Norman BETHUNE (1890-1939 )

Physician and Communist.

Born at Gravenhurst ON, died at Huang Shiko, China, Norman Bethune was a surgeon, inventor, and communist, who served in the First World War. When Bethune discovered in 1926 that he was suffering from tuberculosis, he decided to specialize in treating this disease, and moved to Montréal to train at the Royal Victoria Hospital.

His invention of medical and surgical instruments during the next decade won him some fame, but he had turned his attention to the social and economic conditions which seemed to be the source of a much higher rate of tuberculosis in poor people.
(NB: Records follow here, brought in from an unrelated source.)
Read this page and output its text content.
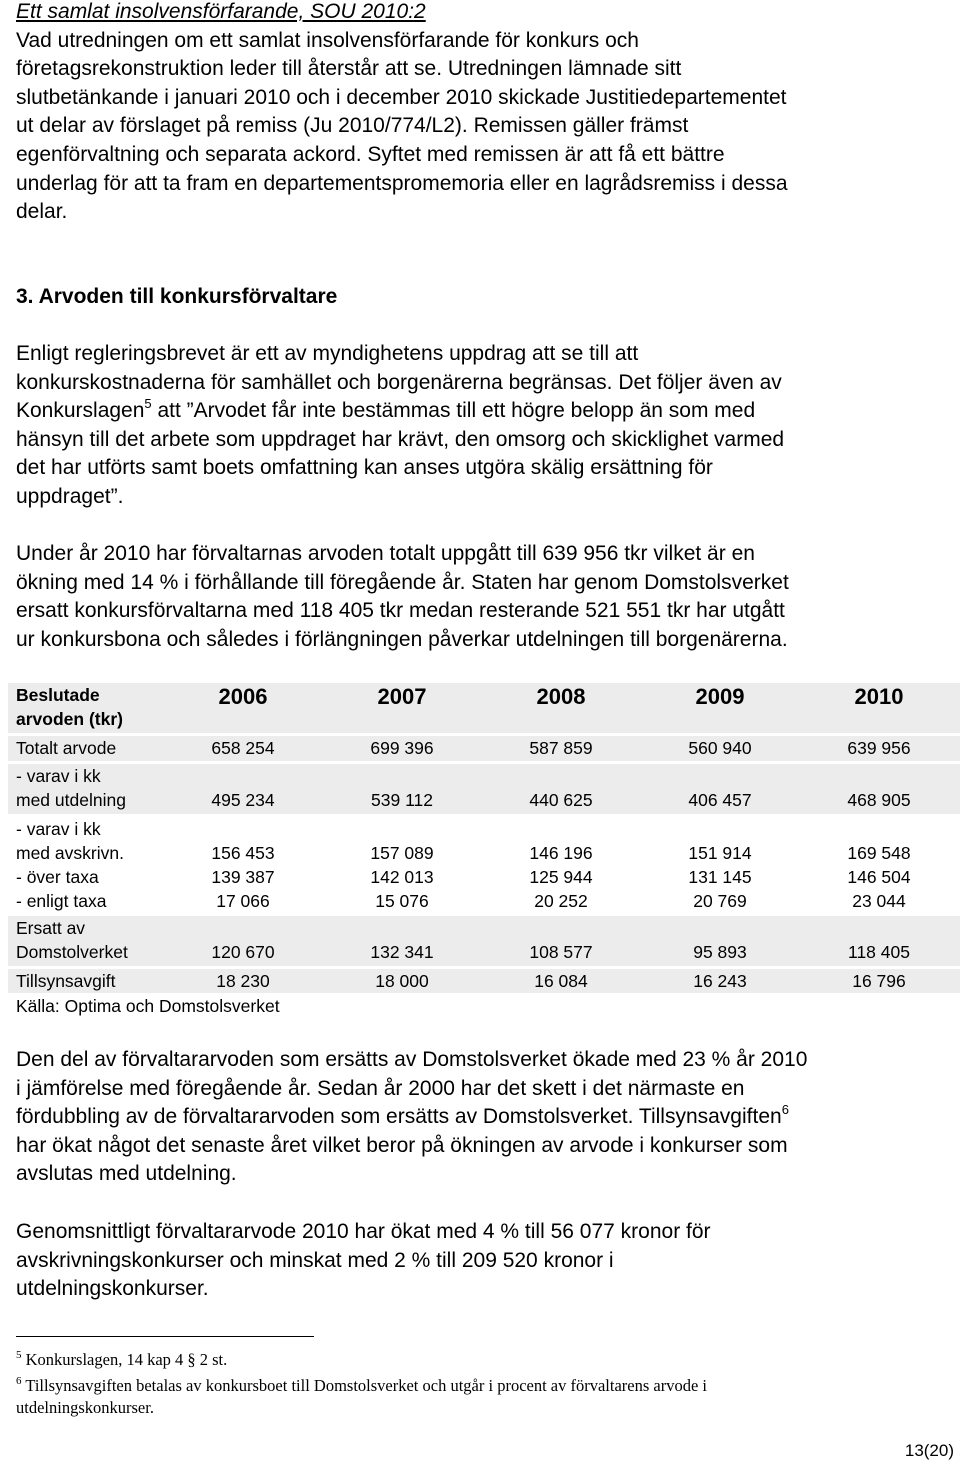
Ett samlat insolvensförfarande, SOU 2010:2
Vad utredningen om ett samlat insolvensförfarande för konkurs och
företagsrekonstruktion leder till återstår att se. Utredningen lämnade sitt
slutbetänkande i januari 2010 och i december 2010 skickade Justitiedepartementet
ut delar av förslaget på remiss (Ju 2010/774/L2). Remissen gäller främst
egenförvaltning och separata ackord. Syftet med remissen är att få ett bättre
underlag för att ta fram en departementspromemoria eller en lagrådsremiss i dessa
delar.
3. Arvoden till konkursförvaltare
Enligt regleringsbrevet är ett av myndighetens uppdrag att se till att
konkurskostnaderna för samhället och borgenärerna begränsas. Det följer även av
Konkurslagen$^5$ att ”Arvodet får inte bestämmas till ett högre belopp än som med
hänsyn till det arbete som uppdraget har krävt, den omsorg och skicklighet varmed
det har utförts samt boets omfattning kan anses utgöra skälig ersättning för
uppdraget”.
Under år 2010 har förvaltarnas arvoden totalt uppgått till 639 956 tkr vilket är en
ökning med 14 % i förhållande till föregående år. Staten har genom Domstolsverket
ersatt konkursförvaltarna med 118 405 tkr medan resterande 521 551 tkr har utgått
ur konkursbona och således i förlängningen påverkar utdelningen till borgenärerna.
Beslutade
arvoden (tkr)
2006	2007	2008	2009	2010
Totalt arvode	658 254	699 396	587 859	560 940	639 956
- varav i kk
med utdelning	495 234	539 112	440 625	406 457	468 905
- varav i kk
med avskrivn.	156 453	157 089	146 196	151 914	169 548
- över taxa	139 387	142 013	125 944	131 145	146 504
- enligt taxa	17 066	15 076	20 252	20 769	23 044
Ersatt av
Domstolverket	120 670	132 341	108 577	95 893	118 405
Tillsynsavgift	18 230	18 000	16 084	16 243	16 796
Källa: Optima och Domstolsverket
Den del av förvaltararvoden som ersätts av Domstolsverket ökade med 23 % år 2010
i jämförelse med föregående år. Sedan år 2000 har det skett i det närmaste en
fördubbling av de förvaltararvoden som ersätts av Domstolsverket. Tillsynsavgiften$^6$
har ökat något det senaste året vilket beror på ökningen av arvode i konkurser som
avslutas med utdelning.
Genomsnittligt förvaltararvode 2010 har ökat med 4 % till 56 077 kronor för
avskrivningskonkurser och minskat med 2 % till 209 520 kronor i
utdelningskonkurser.
$^5$ Konkurslagen, 14 kap 4 § 2 st.
$^6$ Tillsynsavgiften betalas av konkursboet till Domstolsverket och utgår i procent av förvaltarens arvode i
utdelningskonkurser.
13(20)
After visiting the Soviet Union in 1935, Bethune joined the Communist Party of Canada. This new development prompted him to fight against the Fascists in Spain, where he invented a mobile blood transfusion service. He felt a similar political call to China to help with the struggle against Japanese attacks. In 1938, he joined the 8th Route Army in the Shanxi-Hobei border region of China, adopting the cause of those whom he taught and treated. Also while in China, he proposed a universal health care system for Canada.

Bethune died accidentally from septicemia (blood poisoning) in 1939. His fame issued from the awareness raised by Mao Zedong's essay "In Memory of Norman Bethune." This essay, which became one of three prescribed readings during China's Cultural Revolution, and remains required reading for students today, urged all communists to take Bethune as an example of internationalism and devotion to others.

It is accurate to state that Bethune's fame in Canada only resulted from Chinese veneration of him. Bethune is a member of the Canadian Medical Hall of Fame.